H. Koyama 等人：“受伤大鼠动脉中的细胞信号传导”血栓形成和止血。

J. Deguchi et al: "Targeting endogenous platelet-derived growth factor B-chain by adenovirus-mediated gene transfer potently inhibits in vivo smooth muscle proliferation after arterial injury."Gene therapy. 6. 956-965 (1999)

J. Deguchi 等人：“通过腺病毒介导的基因转移靶向内源性血小板衍生生长因子 B 链，可有效抑制动脉损伤后的体内平滑肌增殖。
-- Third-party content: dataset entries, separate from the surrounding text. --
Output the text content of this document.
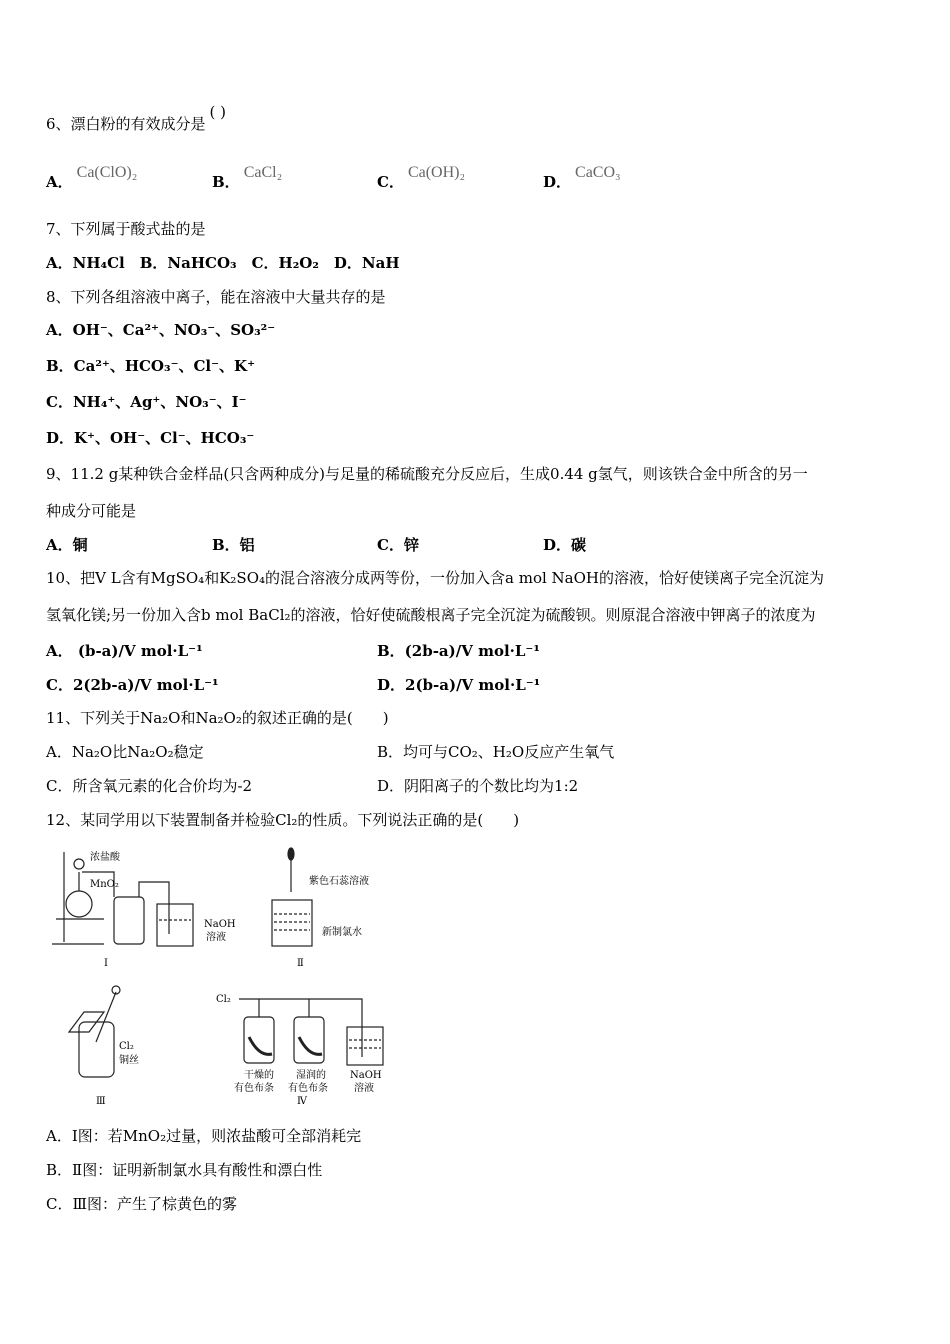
6、漂白粉的有效成分是( )
A．Ca(ClO)₂
B．CaCl₂
C．Ca(OH)₂
D．CaCO₃
7、下列属于酸式盐的是
A．NH₄Cl　B．NaHCO₃　C．H₂O₂　D．NaH
8、下列各组溶液中离子，能在溶液中大量共存的是
A．OH⁻、Ca²⁺、NO₃⁻、SO₃²⁻
B．Ca²⁺、HCO₃⁻、Cl⁻、K⁺
C．NH₄⁺、Ag⁺、NO₃⁻、I⁻
D．K⁺、OH⁻、Cl⁻、HCO₃⁻
9、11.2 g某种铁合金样品(只含两种成分)与足量的稀硫酸充分反应后，生成0.44 g氢气，则该铁合金中所含的另一
种成分可能是
A．铜	B．铝	C．锌	D．碳
10、把V L含有MgSO₄和K₂SO₄的混合溶液分成两等份，一份加入含a mol NaOH的溶液，恰好使镁离子完全沉淀为
氢氧化镁;另一份加入含b mol BaCl₂的溶液，恰好使硫酸根离子完全沉淀为硫酸钡。则原混合溶液中钾离子的浓度为
A． (b-a)/V mol·L⁻¹	B．(2b-a)/V mol·L⁻¹
C．2(2b-a)/V mol·L⁻¹	D．2(b-a)/V mol·L⁻¹
11、下列关于Na₂O和Na₂O₂的叙述正确的是(　　)
A．Na₂O比Na₂O₂稳定	B．均可与CO₂、H₂O反应产生氧气
C．所含氧元素的化合价均为-2	D．阴阳离子的个数比均为1:2
12、某同学用以下装置制备并检验Cl₂的性质。下列说法正确的是(　　)
浓盐酸
MnO₂
NaOH
溶液
紫色石蕊溶液
新制氯水
Cl₂
铜丝
Cl₂
干燥的
有色布条
湿润的
有色布条
NaOH
溶液
Ⅰ	Ⅱ
Ⅲ	Ⅳ
A．Ⅰ图：若MnO₂过量，则浓盐酸可全部消耗完
B．Ⅱ图：证明新制氯水具有酸性和漂白性
C．Ⅲ图：产生了棕黄色的雾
”基因治疗。

出口 順夫: "バルーン障害後再狭窄に対するPDGF-Bを標的とした治療の可能性"脈管学. 38. 813-816 (1998)

Juno Deguchi：“针对球囊损伤后再狭窄的治疗的可能性”血管学 38. 813-816 (1998)。

J. Deguchi, et al.: "Targeting endogenous platelet-derived growth factor B chain by adenovirus-mediated gene transfer potently inhibits in vivo ..."Gene Therapy. 6. 956-965 (1999)

J. Deguchi 等人：“通过腺病毒介导的基因转移靶向内源性血小板衍生生长因子 B 链，可有效抑制体内……”基因治疗。

J. Deguchi: "Targeting endogenous platelet-derived growth factorB-chain by adenovirus-mediated gene transfer potently inhibits・・・・・"Gene therapy. 6. 956-965 (1999)

J. Deguchi：“通过腺病毒介导的基因转移靶向内源性血小板衍生生长因子 B 链可有效抑制……”基因治疗。